Thursday, July 19, 2007

So Much for So Little

My other weekly prison program ended just this last Tuesday. The program has a limited duration, lasting three or four months then ending. This has costs as well as benefits. On the plus side, there's always a waiting list of 100 or more prisoners who want to go through the program. So the program needs to end at some point so others who want to take it can do so.

On the other hand, it's really hard after getting to know a group of guys over a four month period just to end it, knowing that you probably won't see most of them again. (I keep in contact with a few, but can't do much more than that.)
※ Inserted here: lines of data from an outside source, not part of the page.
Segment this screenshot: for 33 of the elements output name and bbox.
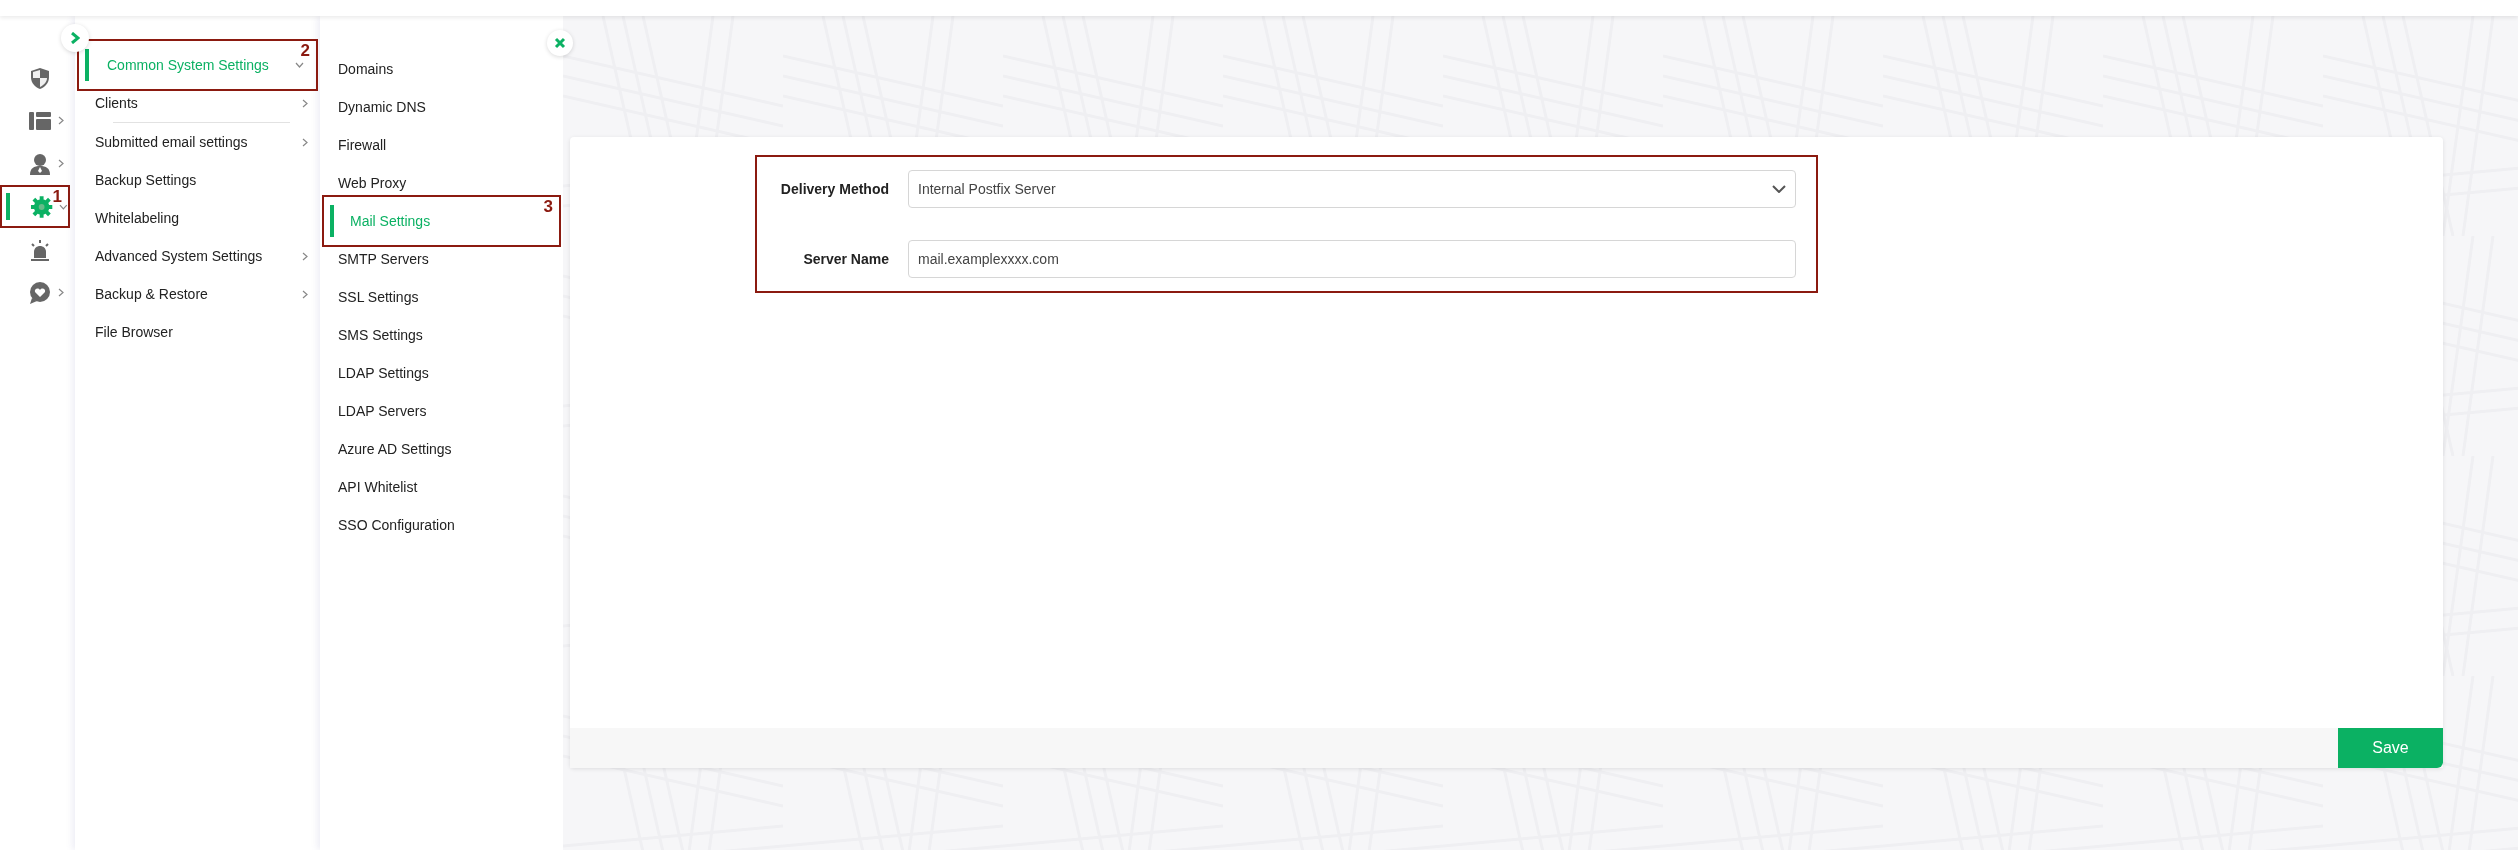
menu-item[interactable]: Backup & Restore (75, 275, 320, 313)
menu-item[interactable]: SMS Settings (320, 316, 563, 354)
chevron-down-icon (1772, 185, 1786, 193)
annotation-number: 1 (52, 188, 62, 205)
annotation-number: 3 (543, 198, 553, 215)
menu-item[interactable]: SSO Configuration (320, 506, 563, 544)
input-field[interactable]: mail.examplexxxx.com (908, 240, 1796, 278)
menu-item[interactable]: Whitelabeling (75, 199, 320, 237)
menu-item[interactable]: Backup Settings (75, 161, 320, 199)
menu-item[interactable]: Mail Settings 3 (322, 195, 561, 247)
menu-item[interactable]: Advanced System Settings (75, 237, 320, 275)
close-icon (554, 37, 566, 49)
menu-item[interactable]: Submitted email settings (75, 123, 320, 161)
menu-item[interactable]: File Browser (75, 313, 320, 351)
field-label: Server Name (802, 249, 889, 269)
user-icon (28, 151, 52, 176)
nav-icon-item[interactable]: 1 (0, 185, 70, 228)
menu-item[interactable]: API Whitelist (320, 468, 563, 506)
delivery-method-dropdown[interactable]: Internal Postfix Server (908, 170, 1796, 208)
menu-item[interactable]: Common System Settings 2 (77, 39, 318, 91)
chevron-right-icon (70, 32, 80, 44)
menu-item[interactable]: LDAP Settings (320, 354, 563, 392)
menu-item[interactable]: Dynamic DNS (320, 88, 563, 126)
menu-item[interactable]: Firewall (320, 126, 563, 164)
gear-icon (30, 194, 54, 219)
menu-item[interactable]: LDAP Servers (320, 392, 563, 430)
menu-item[interactable]: Azure AD Settings (320, 430, 563, 468)
alarm-icon (28, 237, 52, 262)
annotation-number: 2 (300, 42, 310, 59)
shield-icon (28, 65, 52, 90)
menu-item[interactable]: Domains (320, 50, 563, 88)
field-label: Delivery Method (779, 179, 889, 199)
menu-item[interactable]: SSL Settings (320, 278, 563, 316)
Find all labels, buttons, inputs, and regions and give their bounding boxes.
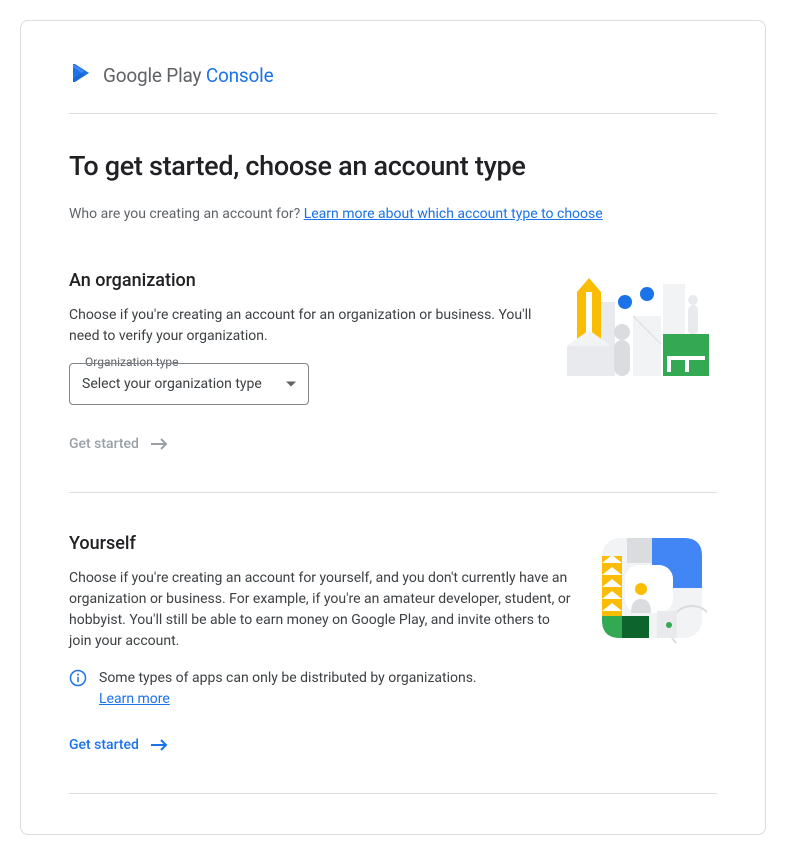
yourself-learn-more-link[interactable]: Learn more <box>99 691 170 707</box>
divider <box>69 793 717 794</box>
info-icon <box>69 668 87 691</box>
yourself-info-text: Some types of apps can only be distribut… <box>99 670 477 686</box>
arrow-right-icon <box>151 738 169 752</box>
brand-text: Google Play Console <box>103 64 273 87</box>
account-type-card: Google Play Console To get started, choo… <box>20 20 766 835</box>
brand-name-console: Console <box>206 64 274 87</box>
organization-illustration <box>567 270 717 452</box>
organization-get-started-button[interactable]: Get started <box>69 436 169 452</box>
google-play-logo-icon <box>69 61 93 89</box>
organization-get-started-label: Get started <box>69 436 139 452</box>
yourself-description: Choose if you're creating an account for… <box>69 568 573 652</box>
learn-more-account-type-link[interactable]: Learn more about which account type to c… <box>304 206 603 222</box>
organization-title: An organization <box>69 270 543 291</box>
yourself-title: Yourself <box>69 533 573 554</box>
yourself-section: Yourself Choose if you're creating an ac… <box>69 493 717 793</box>
chevron-down-icon <box>286 382 296 387</box>
page-title: To get started, choose an account type <box>69 150 717 182</box>
organization-type-select-wrapper: Organization type Select your organizati… <box>69 363 309 405</box>
subtitle: Who are you creating an account for? Lea… <box>69 206 717 222</box>
divider <box>69 113 717 114</box>
organization-type-placeholder: Select your organization type <box>82 376 262 392</box>
brand-name-play: Google Play <box>103 64 201 87</box>
organization-description: Choose if you're creating an account for… <box>69 305 543 347</box>
yourself-info-row: Some types of apps can only be distribut… <box>69 668 573 710</box>
yourself-get-started-button[interactable]: Get started <box>69 737 169 753</box>
subtitle-prefix: Who are you creating an account for? <box>69 206 304 222</box>
organization-type-select[interactable]: Select your organization type <box>69 363 309 405</box>
yourself-illustration <box>597 533 717 753</box>
brand-header: Google Play Console <box>69 61 717 89</box>
arrow-right-icon <box>151 437 169 451</box>
organization-section: An organization Choose if you're creatin… <box>69 270 717 492</box>
yourself-get-started-label: Get started <box>69 737 139 753</box>
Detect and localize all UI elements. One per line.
So it's sort of sad, also.

On the last night of the program, we traditionally bring in some snacks from the "outside." With a new warden at this facility, it was a bit iffy this time. He originally denied us permission to do so, although we've been doing it at the end of these programs for years and years. The chaplain talked to the warden, though, and explained that the end-of-the-program treats contributed to the program by giving the men a little something to look forward to if they persevered in the program over the months. (If someone misses more than two weeks they are automatically cut from the program.) He explained that since the state wants the men to come to these sorts of programs, and since the small celebration encourages attendance, that permitting it helps the warden to achieve his and the state's goals for the men.

So the warden approved the celebration after all. All the food needs to be in professionally sealed containers, which limits the options we can bring in.

So we brought in salad (with the trimmings), soda, cheesecake, and cookies.

I was eating with a few men from my group. Oscar looked at me and said how much he appreciated the snacks. I told him that he was welcomed, but that it wasn't that big of a deal for the volunteers to bring this stuff in. He said, "Jim, it may not be a big deal for you, but it's a big deal for us. I drank Pepsi all the time when I was on the outside. It was my favorite drink. Tonight is the first time in eighteen years that I've had a Pepsi. It means a lot to have people care."

A Pepsi. A freaking Pepsi. It's next to nothing for the volunteers; a few minutes at the grocery store before we drive over to the prison. The whole program is pretty much like that. We show up for just a few hours every week, and the guys treat us like celebrities. I suppose it's just one more divine irony, that the volunteers give so little and yet the men receive so much. But it is an irony. And I cannot but be humbled by it.